The major advance from which we are beginning to reap the benefits is the development of analytical techniques to measure muscle relaxant or antagonist concentrations in blood and body tissues. We now can define the alterations that disease and physiological changes make in the rate at which the relaxant leaves the plasm (pharmacokinetics), and in the sensitivity of the neuromuscular junction to muscle relaxants (pharmacodynamics). This information will allow a more selective approach to relaxant dose and help us to avoid the wide variability previously described.⁴ The search for a short-acting non-depolarizing muscle relaxant is not yet over. In the antagonist area, 4-aminopyridine has advantages over neostigmine and pyridostigmine in that concomitant atropine administration is not required and antibiotic-induced neuromuscular blocks are more consistently antagonized. Because 4-aminopyridine may have potentially undesirable side-effects, smaller doses in combination with neostigmine may be advantageous. Lastly, several factors which may augment a non-depolarizing neuromuscular blockade and/ or interfere with antagonism are reviewed. If neostigmine 2.5 to 3.0 mg/70 kg, or pyridostigmine 10 to 15 mg/kg does not antagonize the block, those factors should be considered before additional antagonist is given.

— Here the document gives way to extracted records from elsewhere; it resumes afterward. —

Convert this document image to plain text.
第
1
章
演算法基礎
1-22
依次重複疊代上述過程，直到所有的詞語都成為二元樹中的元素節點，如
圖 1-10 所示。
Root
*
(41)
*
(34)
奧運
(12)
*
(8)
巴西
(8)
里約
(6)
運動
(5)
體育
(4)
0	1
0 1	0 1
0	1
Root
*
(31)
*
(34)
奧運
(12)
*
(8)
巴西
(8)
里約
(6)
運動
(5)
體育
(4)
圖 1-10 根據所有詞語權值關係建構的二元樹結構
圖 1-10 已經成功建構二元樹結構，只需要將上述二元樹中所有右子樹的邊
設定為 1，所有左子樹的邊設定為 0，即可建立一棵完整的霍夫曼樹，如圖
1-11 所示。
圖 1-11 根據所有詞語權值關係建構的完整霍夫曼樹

De nombreux auteurs, dont Katz, ont souligné la variabilité de la réponse des malades aux relaxants musculaires; cette variabilité n’est pas intrinsèque aux drogues elles-mêmes mais peut partiellement s’expliquer; ainsi, la pharma-cocinétique cherche à identifier les facteurs qui modifient le taux de ľélimination plasmatique du relaxant musculaire et de son côté, la pharmacodynamie cherche à identifier les causes de la modification de la sensibilité de la plaque neurale aux relaxants musculaires. Quand on aura réponse à ces interrogations, on saura utiliser les myorésolutifs en contournant cette variabilité.